(Keep in mind that WiredWest would be handling most of these functions for the towns. It’s much more efficient to manage this regionally than having each town do it separately)

Leverett MLP Board/MLP Manager Meeting with Members of the Shutesbury, Wendell, New Salem, and Ashfield Broadband Committees

September 27, 2016

Important to understand that MLP and Town are separate entities legally and financially. Think of MLP as a stand-alone business that you are trying to operate – separate rules for operations etc.

Questions for Leverett Regarding Current Operating Expenses

Leverett put together estimates based on historicals- only one year worth of data

65% of operating expense depends on build cost (Leverett included ONT for every home and a fiber line for every buildable property)

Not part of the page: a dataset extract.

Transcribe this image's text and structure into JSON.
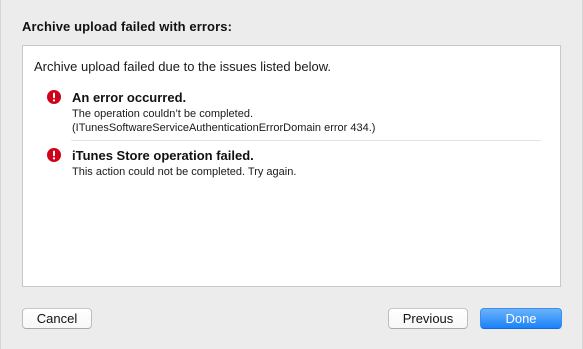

  • Road miles and how many potential subscribers – get a good rough estimate
  • Leverettnet is a closed network – the MLP contracts out for services
  • Leverett owns the domain name – the contracted ISP operates on the domain

PURMA and Insurance

Can you give a line item expense for each insurance category (general liability, public officials liability, etc.)
Can you make corrections to Appendix A? Shutesbury got this from PURMA.
What length of time is the standard PURMA contract and is there any flexibility?
In the pole attachment applications we are being asked by Verizon for the town to carry a minimum of $3 million insurance, which we have, but National Grid is asking for proof of $5 million in insurance (we don’t carry that much).  What levels of insurance is Leverett required to carry by Verizon and National Grid?

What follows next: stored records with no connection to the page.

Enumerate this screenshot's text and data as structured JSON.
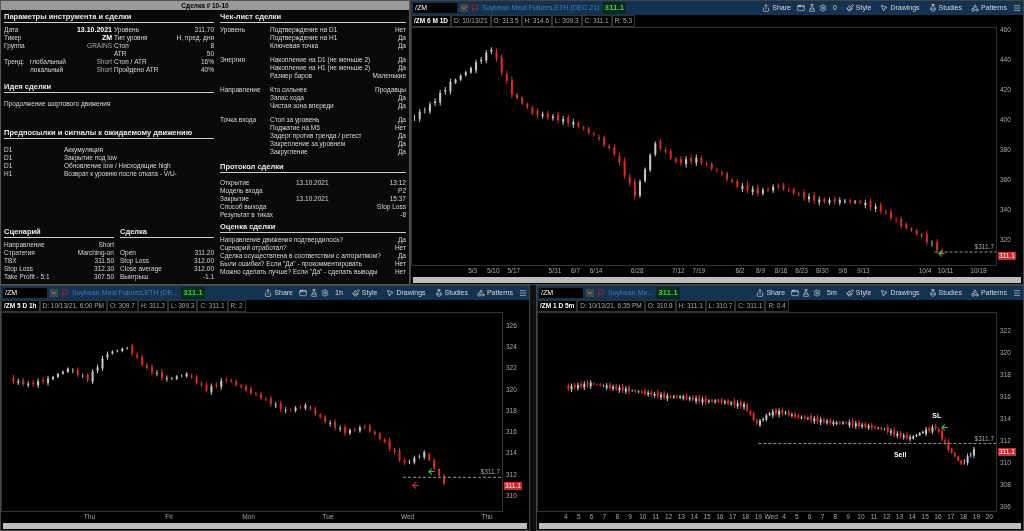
{
  "trade_sheet": {
    "title": "Сделка # 10-10",
    "params": {
      "heading": "Параметры инструмента и сделки",
      "rows": [
        {
          "label": "Дата",
          "sub": "",
          "value": "13.10.2021",
          "label2": "Уровень",
          "value2": "311.70",
          "emphasis": true
        },
        {
          "label": "Тикер",
          "sub": "",
          "value": "ZM",
          "label2": "Тип уровня",
          "value2": "H, пред. дня",
          "emphasis": true
        },
        {
          "label": "Группа",
          "sub": "",
          "value": "GRAINS",
          "label2": "Стоп",
          "value2": "8",
          "emphasis": false
        },
        {
          "label": "",
          "sub": "",
          "value": "",
          "label2": "ATR",
          "value2": "50"
        },
        {
          "label": "Тренд:",
          "sub": "глобальный",
          "value": "Short",
          "label2": "Стоп / ATR",
          "value2": "16%",
          "emphasis": false
        },
        {
          "label": "",
          "sub": "локальный",
          "value": "Short",
          "label2": "Пройдено ATR",
          "value2": "40%",
          "emphasis": false
        }
      ]
    },
    "idea": {
      "heading": "Идея сделки",
      "text": "Продолжение шортового движения"
    },
    "signals": {
      "heading": "Предпосылки и сигналы к ожидаемому движению",
      "rows": [
        {
          "timeframe": "D1",
          "signal": "Аккумуляция"
        },
        {
          "timeframe": "D1",
          "signal": "Закрытие под low"
        },
        {
          "timeframe": "D1",
          "signal": "Обновление low / Нисходящие high"
        },
        {
          "timeframe": "H1",
          "signal": "Возврат к уровню после отката - V/U-"
        }
      ]
    },
    "scenario": {
      "heading": "Сценарий",
      "rows": [
        {
          "label": "Направление",
          "value": "Short"
        },
        {
          "label": "Стратегия",
          "value": "Marching-on"
        },
        {
          "label": "TBX",
          "value": "311.50"
        },
        {
          "label": "Stop Loss",
          "value": "312.30"
        },
        {
          "label": "Take Profit - 5:1",
          "value": "307.50"
        }
      ]
    },
    "deal": {
      "heading": "Сделка",
      "rows": [
        {
          "label": "Open",
          "value": "311.20"
        },
        {
          "label": "Stop Loss",
          "value": "312.00"
        },
        {
          "label": "Close average",
          "value": "312.00"
        },
        {
          "label": "Выигрыш",
          "value": "-1.1"
        }
      ]
    },
    "checklist": {
      "heading": "Чек-лист сделки",
      "groups": [
        {
          "name": "Уровень",
          "items": [
            {
              "label": "Подтверждение на D1",
              "answer": "Нет"
            },
            {
              "label": "Подтверждение на H1",
              "answer": "Да"
            },
            {
              "label": "Ключевая точка",
              "answer": "Да"
            }
          ]
        },
        {
          "name": "Энергия",
          "items": [
            {
              "label": "Накопление на D1 (не меньше 2)",
              "answer": "Да"
            },
            {
              "label": "Накопление на H1 (не меньше 2)",
              "answer": "Да"
            },
            {
              "label": "Размер баров",
              "answer": "Маленькие"
            }
          ]
        },
        {
          "name": "Направление",
          "items": [
            {
              "label": "Кто сильнее",
              "answer": "Продавцы"
            },
            {
              "label": "Запас хода",
              "answer": "Да"
            },
            {
              "label": "Чистая зона впереди",
              "answer": "Да"
            }
          ]
        },
        {
          "name": "Точка входа",
          "items": [
            {
              "label": "Стоп за уровень",
              "answer": "Да"
            },
            {
              "label": "Поджатие на M5",
              "answer": "Нет"
            },
            {
              "label": "Задерг против тренда / ретест",
              "answer": "Да"
            },
            {
              "label": "Закрепление за уровнем",
              "answer": "Да"
            },
            {
              "label": "Закругление",
              "answer": "Да"
            }
          ]
        }
      ]
    },
    "protocol": {
      "heading": "Протокол сделки",
      "rows": [
        {
          "label": "Открытие",
          "date": "13.10.2021",
          "value": "13:12"
        },
        {
          "label": "Модель входа",
          "date": "",
          "value": "P2"
        },
        {
          "label": "Закрытие",
          "date": "13.10.2021",
          "value": "15:37"
        },
        {
          "label": "Способ выхода",
          "date": "",
          "value": "Stop Loss"
        },
        {
          "label": "Результат в тиках",
          "date": "",
          "value": "-8"
        }
      ]
    },
    "evaluation": {
      "heading": "Оценка сделки",
      "rows": [
        {
          "question": "Направление движения подтвердилось?",
          "answer": "Да"
        },
        {
          "question": "Сценарий отработал?",
          "answer": "Нет"
        },
        {
          "question": "Сделка осуществлена в соответствии с алгоритмом?",
          "answer": "Да"
        },
        {
          "question": "Были ошибки? Если \"Да\" - прокомментировать",
          "answer": "Нет"
        },
        {
          "question": "Можно сделать лучше? Если \"Да\" - сделать выводы",
          "answer": "Нет"
        }
      ]
    }
  },
  "charts": [
    {
      "toolbar": {
        "symbol": "/ZM",
        "description": "Soybean Meal Futures,ETH (DEC 21)",
        "price": "311.1",
        "aggregation": "0",
        "price_tag": "311.1",
        "buttons": [
          "Share",
          "Style",
          "Drawings",
          "Studies",
          "Patterns"
        ]
      },
      "info": [
        "/ZM 6 M 1D",
        "D: 10/13/21",
        "O: 313.5",
        "H: 314.6",
        "L: 309.3",
        "C: 311.1",
        "R: 5.3"
      ],
      "price_axis": [
        "460",
        "440",
        "420",
        "400",
        "380",
        "360",
        "340",
        "320"
      ],
      "time_axis": [
        "5/3",
        "5/10",
        "5/17",
        "5/31",
        "6/7",
        "6/14",
        "6/28",
        "7/12",
        "7/19",
        "8/2",
        "8/9",
        "8/16",
        "8/23",
        "8/30",
        "9/6",
        "9/13",
        "10/4",
        "10/11",
        "10/18"
      ],
      "level_label": "$311.7"
    },
    {
      "toolbar": {
        "symbol": "/ZM",
        "description": "Soybean Meal Futures,ETH (DE...",
        "price": "311.1",
        "aggregation": "1h",
        "price_tag": "311.1",
        "buttons": [
          "Share",
          "Style",
          "Drawings",
          "Studies",
          "Patterns"
        ]
      },
      "info": [
        "/ZM 5 D 1h",
        "D: 10/13/21, 6:00 PM",
        "O: 309.7",
        "H: 311.3",
        "L: 309.3",
        "C: 311.1",
        "R: 2"
      ],
      "price_axis": [
        "326",
        "324",
        "322",
        "320",
        "318",
        "316",
        "314",
        "312",
        "310"
      ],
      "time_axis": [
        "Thu",
        "Fri",
        "Mon",
        "Tue",
        "Wed",
        "Thu"
      ],
      "level_label": "$311.7"
    },
    {
      "toolbar": {
        "symbol": "/ZM",
        "description": "Soybean Me...",
        "price": "311.1",
        "aggregation": "5m",
        "price_tag": "311.1",
        "buttons": [
          "Share",
          "Style",
          "Drawings",
          "Studies",
          "Patterns"
        ]
      },
      "info": [
        "/ZM 1 D 5m",
        "D: 10/13/21, 6:35 PM",
        "O: 310.8",
        "H: 311.1",
        "L: 310.7",
        "C: 311.1",
        "R: 0.4"
      ],
      "price_axis": [
        "322",
        "320",
        "318",
        "316",
        "314",
        "312",
        "310",
        "308",
        "306"
      ],
      "time_axis": [
        "4",
        "5",
        "6",
        "7",
        "8",
        "9",
        "10",
        "11",
        "12",
        "13",
        "14",
        "15",
        "16",
        "17",
        "18",
        "19",
        "Wed",
        "4",
        "5",
        "6",
        "7",
        "8",
        "9",
        "10",
        "11",
        "12",
        "13",
        "14",
        "15",
        "16",
        "17",
        "18",
        "19",
        "20"
      ],
      "level_label": "$311.7",
      "markers": [
        "Sell",
        "SL"
      ]
    }
  ]
}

  • All insurance from PURMA; most important is the one that covers ice etc; doesn’t cover routine –that’s under maintenance ($23K for that insurance but does not include the dues)
  • Need an MLP to become part of PURMA- straight forward (not a hard process) but PURMA board has to vote you in
  • There are lots of choices; business liability etc.—we were covered as MLP members; the problem is that the town insurance wasn’t adequate; amount that any one person can access becomes too small. You as a town (MLP) have to decide what you want to pay for. Would we be willing to serve without the coverage—Leverett wanted higher insurance than that.
  • $3M insurance- the town’s insurance policy covers our bond. Now the MLP has added more insurance on that. MLP covered from town and PURMA—lots of additional insurance (exact break out and details from Marjorie).
  • Town took out pole attachment applications and the bond but the town isn’t paying for ongoing cost—the town did the build and managed and had to deal with the pole owners and then transferred the ownership from the town to the MLP. Network in custody of MLP—can do anything they want except sell it. Town can sell it. Cannot separate until construction is done- only THEN did the MLP become the “owner” of anything (MLP existed but didn’t do anything until after). Town auditor did the work to help here.
  • $10K deductible
  • Work with MAIA to determine insurance needs

Bond fee for poles

  • Comes into effect if MLP goes bankrupt (will cover take down of all equipment)
  • If something is on the pole and we are done – they can say they want fiber taken down etc and the bond will help make sure to take that down; new technology disaster scenario

Pole Rental

When do pole rental charges begin?  Is this something we have to cover during construction?
Can we confirm who we pay/how we pay for jointly owned poles?
Your pole rental fee went from $18,000 to $12,000, what was the reason for this reduction?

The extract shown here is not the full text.